Week 11 Tidyverse Assignment

Your task here is to Create an Example. Using one or more TidyVerse packages, and any dataset from fivethirtyeight.com or Kaggle, create a programming sample “vignette” that demonstrates how to use one or more of the capabilities of the selected TidyVerse package with your selected dataset. (25 points)

Introduction

For this tidyverse assignment we were to pick a dataset from fivethirtyeight.com or Kaggle and use one of the tidyverse package to create a vignette. The Article I will be using is from Kraggle and my dataset is World happiness report.

What is the purr package?

Purrr is a popular R Programming package that provides a consistent and powerful set of tools for working with functions and vectors. It was developed by Hadley Wickham and is part of the tidyverse suite of packages. Purrr is an essential package for functional programming in R. According to purrr.tidyverse.org, purrr enhances R’s functional programming (FP) toolkit by providing a complete and consistent set of tools for working with functions and vectors. If you’ve never heard of FP before, the best place to start is the family of map() functions which allow you to replace many for loops with code that is both more succinct and easier to read. The best place to learn about the map() functions is the iteration chapter in R for data science.

Data Import

This step below I will be importing the world happiness dataset from my github account URL: (https://github.com/jnaval88/DATA607/blob/fc9b840efccb9a4f2743a21e3217acef8cb85cf1/Tidyverse_Assignment/world-happiness-report.csv.)
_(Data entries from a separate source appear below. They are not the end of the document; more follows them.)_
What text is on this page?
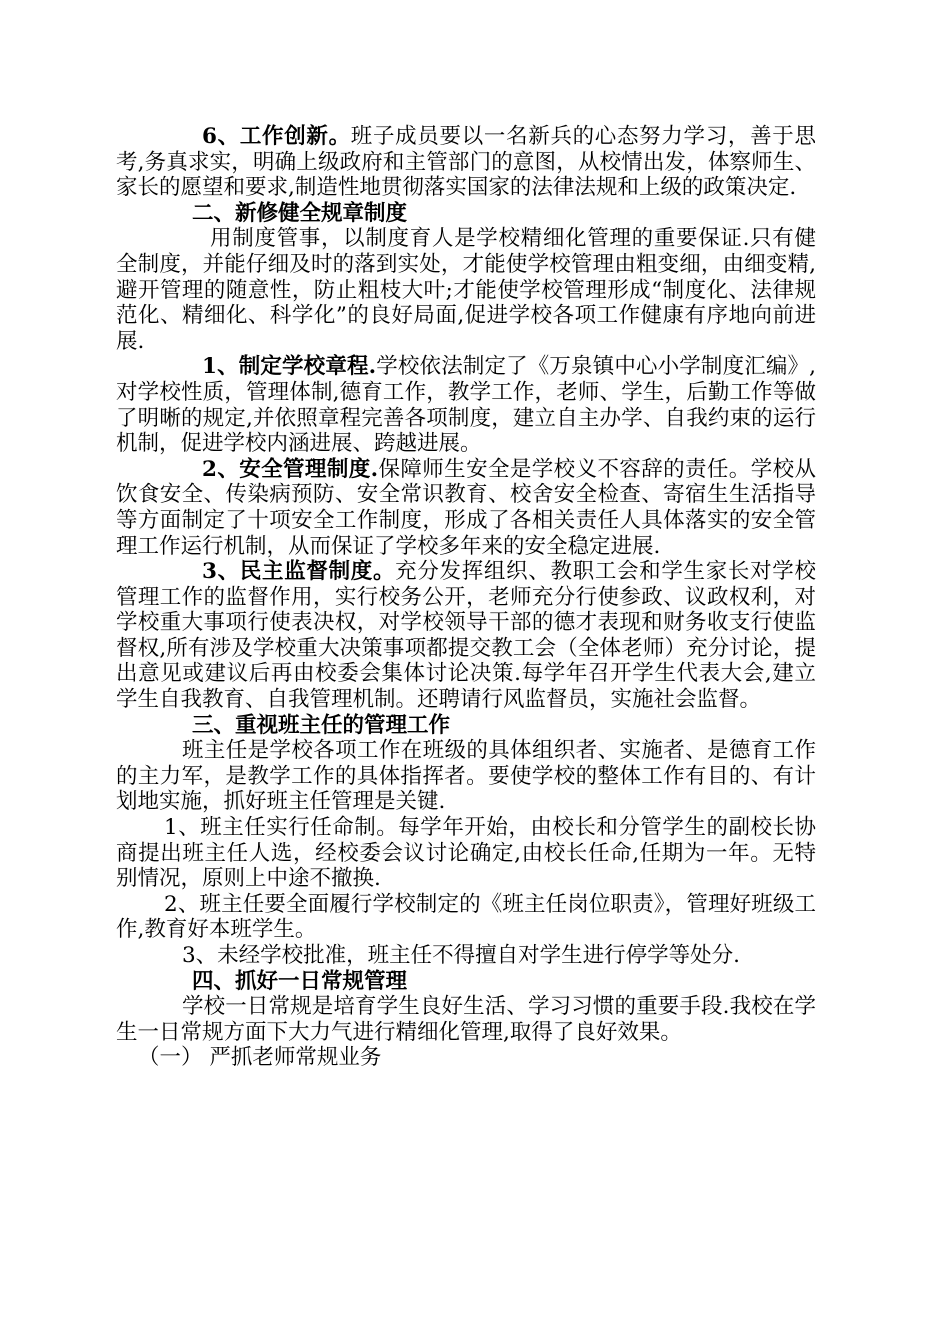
6、工作创新。班子成员要以一名新兵的心态努力学习，善于思考,务真求实，明确上级政府和主管部门的意图，从校情出发，体察师生、家长的愿望和要求,制造性地贯彻落实国家的法律法规和上级的政策决定.

二、新修健全规章制度

用制度管事，以制度育人是学校精细化管理的重要保证.只有健全制度，并能仔细及时的落到实处，才能使学校管理由粗变细，由细变精,避开管理的随意性，防止粗枝大叶;才能使学校管理形成“制度化、法律规范化、精细化、科学化”的良好局面,促进学校各项工作健康有序地向前进展.

1、制定学校章程.学校依法制定了《万泉镇中心小学制度汇编》,对学校性质，管理体制,德育工作，教学工作，老师、学生，后勤工作等做了明晰的规定,并依照章程完善各项制度，建立自主办学、自我约束的运行机制，促进学校内涵进展、跨越进展。

2、安全管理制度.保障师生安全是学校义不容辞的责任。学校从饮食安全、传染病预防、安全常识教育、校舍安全检查、寄宿生生活指导等方面制定了十项安全工作制度，形成了各相关责任人具体落实的安全管理工作运行机制，从而保证了学校多年来的安全稳定进展.

3、民主监督制度。充分发挥组织、教职工会和学生家长对学校管理工作的监督作用，实行校务公开，老师充分行使参政、议政权利，对学校重大事项行使表决权，对学校领导干部的德才表现和财务收支行使监督权,所有涉及学校重大决策事项都提交教工会（全体老师）充分讨论，提出意见或建议后再由校委会集体讨论决策.每学年召开学生代表大会,建立学生自我教育、自我管理机制。还聘请行风监督员，实施社会监督。

三、重视班主任的管理工作

班主任是学校各项工作在班级的具体组织者、实施者、是德育工作的主力军，是教学工作的具体指挥者。要使学校的整体工作有目的、有计划地实施，抓好班主任管理是关键.

1、班主任实行任命制。每学年开始，由校长和分管学生的副校长协商提出班主任人选，经校委会议讨论确定,由校长任命,任期为一年。无特别情况，原则上中途不撤换.

2、班主任要全面履行学校制定的《班主任岗位职责》，管理好班级工作,教育好本班学生。

3、未经学校批准，班主任不得擅自对学生进行停学等处分.

四、抓好一日常规管理

学校一日常规是培育学生良好生活、学习习惯的重要手段.我校在学生一日常规方面下大力气进行精细化管理,取得了良好效果。

（一） 严抓老师常规业务
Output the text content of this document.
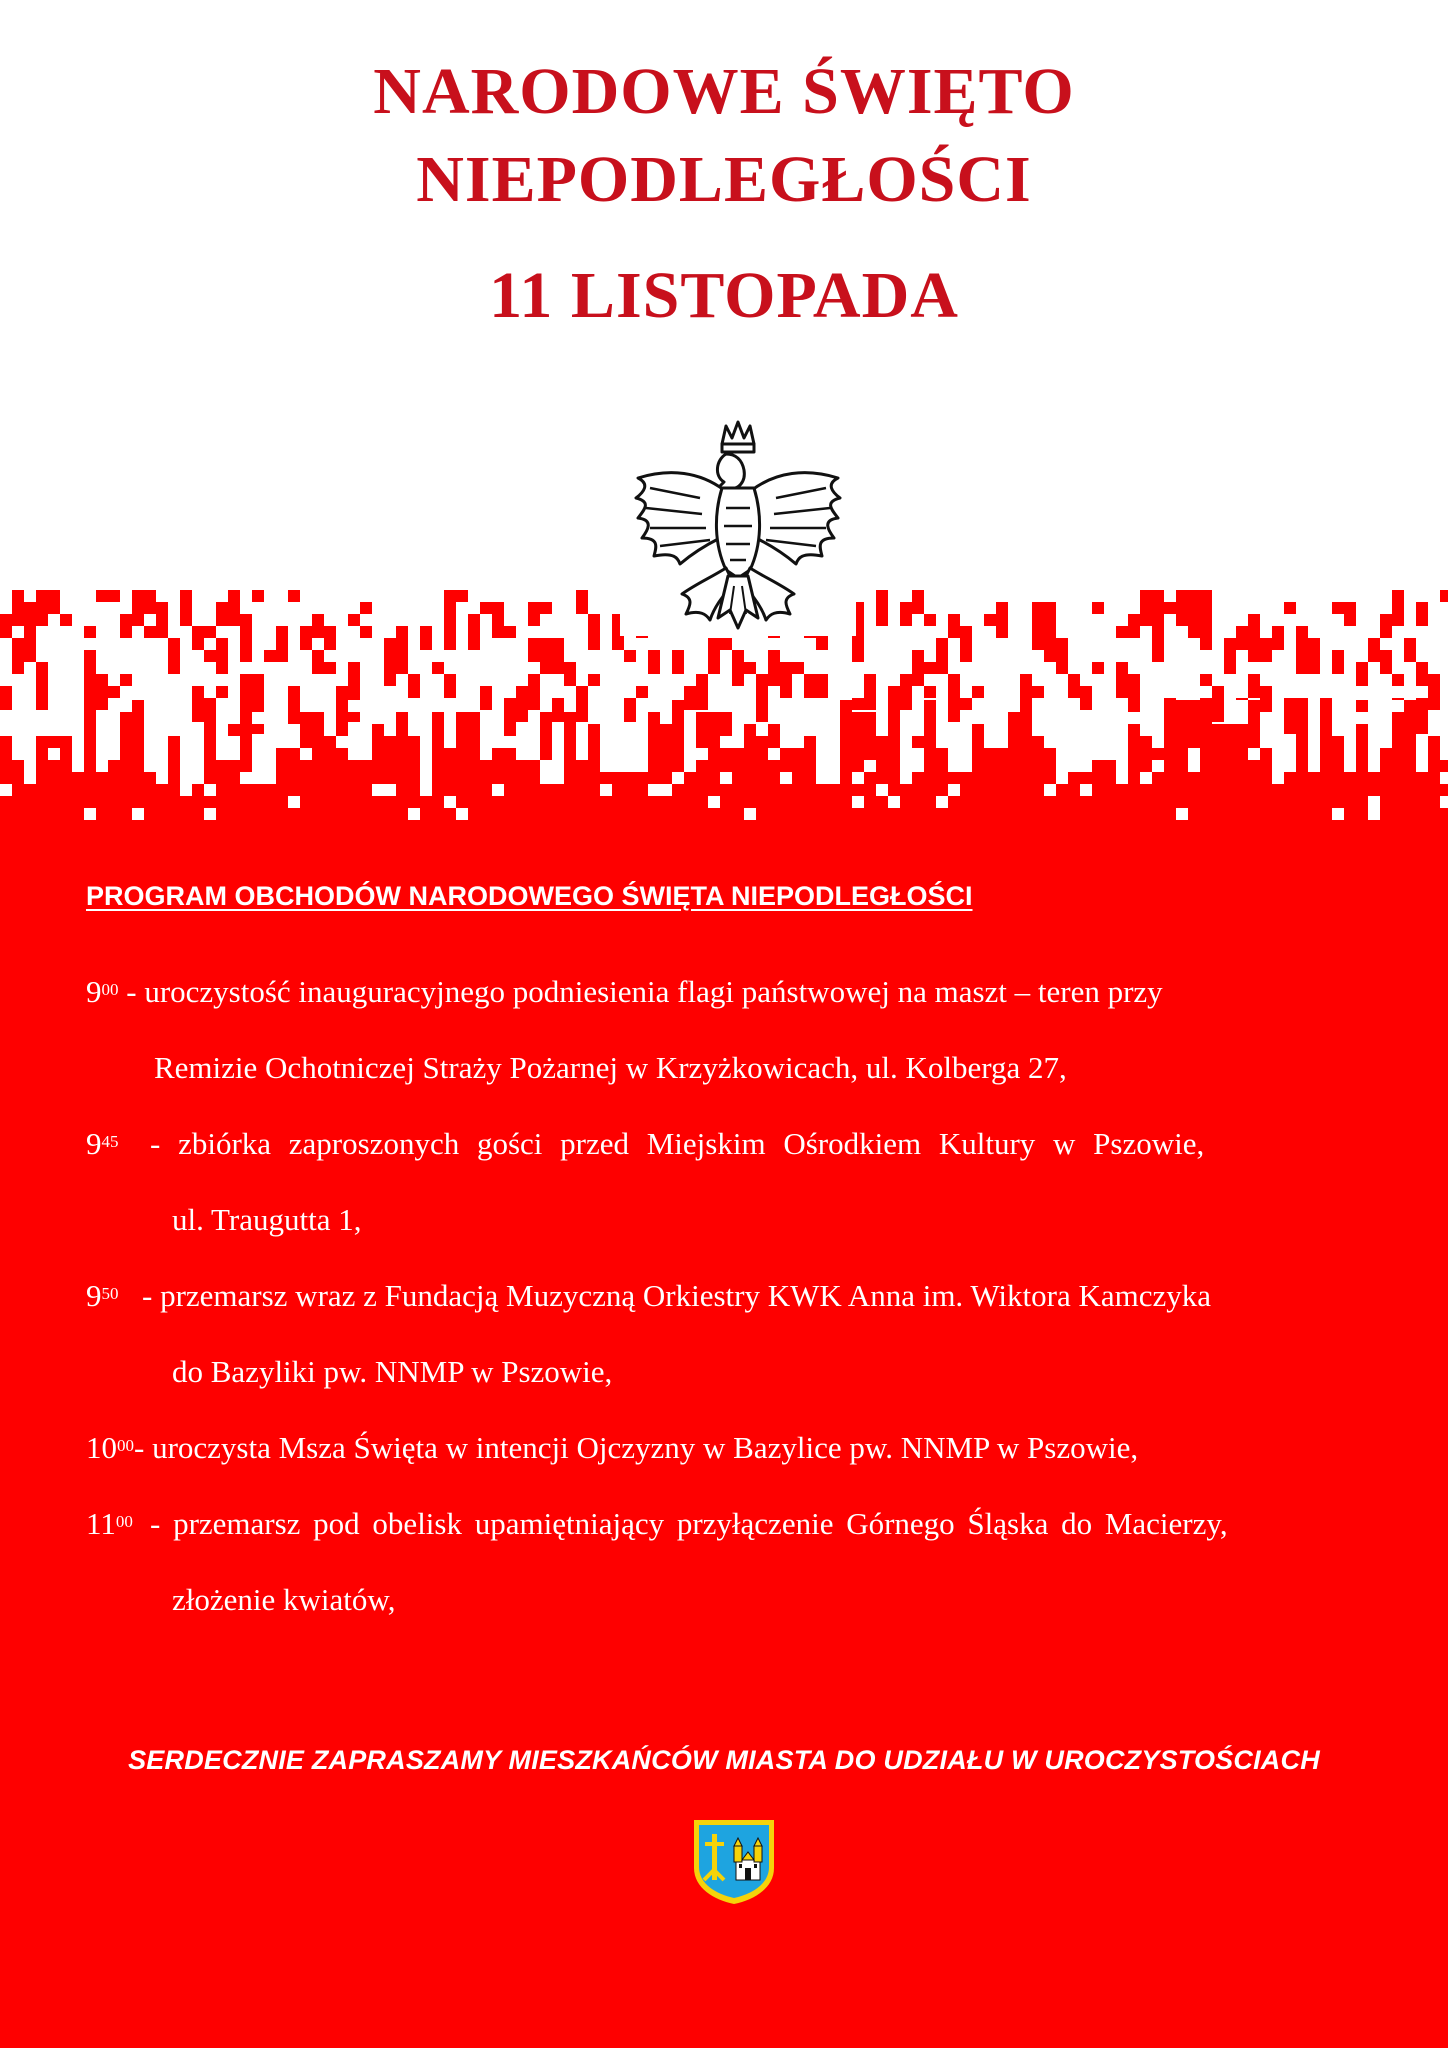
NARODOWE ŚWIĘTO
NIEPODLEGŁOŚCI
11 LISTOPADA
PROGRAM OBCHODÓW NARODOWEGO ŚWIĘTA NIEPODLEGŁOŚCI

$9^{00}$ - uroczystość inauguracyjnego podniesienia flagi państwowej na maszt – teren przy

Remizie Ochotniczej Straży Pożarnej w Krzyżkowicach, ul. Kolberga 27,

$9^{45}$ - zbiórka zaproszonych gości przed Miejskim Ośrodkiem Kultury w Pszowie,

ul. Traugutta 1,

$9^{50}$ - przemarsz wraz z Fundacją Muzyczną Orkiestry KWK Anna im. Wiktora Kamczyka

do Bazyliki pw. NNMP w Pszowie,

$10^{00}-$ uroczysta Msza Święta w intencji Ojczyzny w Bazylice pw. NNMP w Pszowie,

$11^{00}$ - przemarsz pod obelisk upamiętniający przyłączenie Górnego Śląska do Macierzy,

złożenie kwiatów,

SERDECZNIE ZAPRASZAMY MIESZKAŃCÓW MIASTA DO UDZIAŁU W UROCZYSTOŚCIACH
worldhappiness <- read.csv(file = "https://raw.githubusercontent.com/jnaval88/DATA607/main/Tidyverse_Assignment/world-happiness-report.csv")

Data filter and maping

First I will filter the data for a specific year.

worldhappiness2020 <- worldhappiness %>% 
  filter( year == '2020')

I filter the data for year 2020, which mean I will looking at information equivalent that year only.

Calculating the Average

For this step I will calculate the average life expectancy at birth for the year 2020

mean(worldhappiness2020$Healthy.life.expectancy.at.birth, na.rm = TRUE)

## [1] 67.09957

Purrr map function

Now I will be using the mapping function from the purrr package on world hapiness dataset using the year filter 2020, I will be looking at healthy life expectancy at birth.

worldhappiness2020$Healthy.life.expectancy.at.birth %>% map_dbl(mean)

##  [1] 69.30 69.20 74.20 73.60 69.70 65.30 72.40 55.10 64.20 68.40 66.80 67.20
## [13] 62.40 54.30 74.00 70.10 69.90 68.30 71.40 74.10 71.30 73.00 66.40 69.10
## [25] 62.30 66.70 69.00 59.50 72.10 74.20 64.10 72.80 58.00 72.80    NA 68.40
## [37] 73.00 60.90 66.60 61.40 72.50 73.70 74.00 50.70 75.20 67.20 65.80 61.30
## [49]    NA 64.70 59.50 67.40 68.50 72.20 67.00 68.90 66.40 62.70 68.90 66.50
## [61] 59.60 57.10 72.50 73.60 50.50 65.56 73.40 62.10 70.10 72.80 65.10 66.90
## [73] 69.00 69.50 71.70 57.30 74.20 75.00 72.80 74.70    NA 64.70 58.50 67.60
## [85] 67.50 67.60 56.50 65.20 67.50 72.70 68.10 69.20 66.90 56.30 56.80

For this step I am using the same map function and extended it to multiple columns.

worldhappiness %>% 
  select( "Healthy.life.expectancy.at.birth", "Freedom.to.make.life.choices" ) %>% 
  map(~mean(.,na.rm = TRUE))

## $Healthy.life.expectancy.at.birth
## [1] 63.35937
## 
## $Freedom.to.make.life.choices
## [1] 0.7425576

Exploring map function futher more

Below I will use the map function a bit more. I will split the original data frame by year, and run a linear model on each year. I then apply the summary function the results from each model and then again use the map function to obtain the r.squared value for each year.

worldhappiness %>%  
  split(.$year) %>% 
  map(~lm( `Healthy.life.expectancy.at.birth` ~`Log.GDP.per.capita`  , data = .) ) %>% 
  map(summary) %>% 
  map_df("r.squared") %>% 
  
  reactable()

Conclusion

From the purrr package in the tidyverse I use the map function to show how to manipulate vector.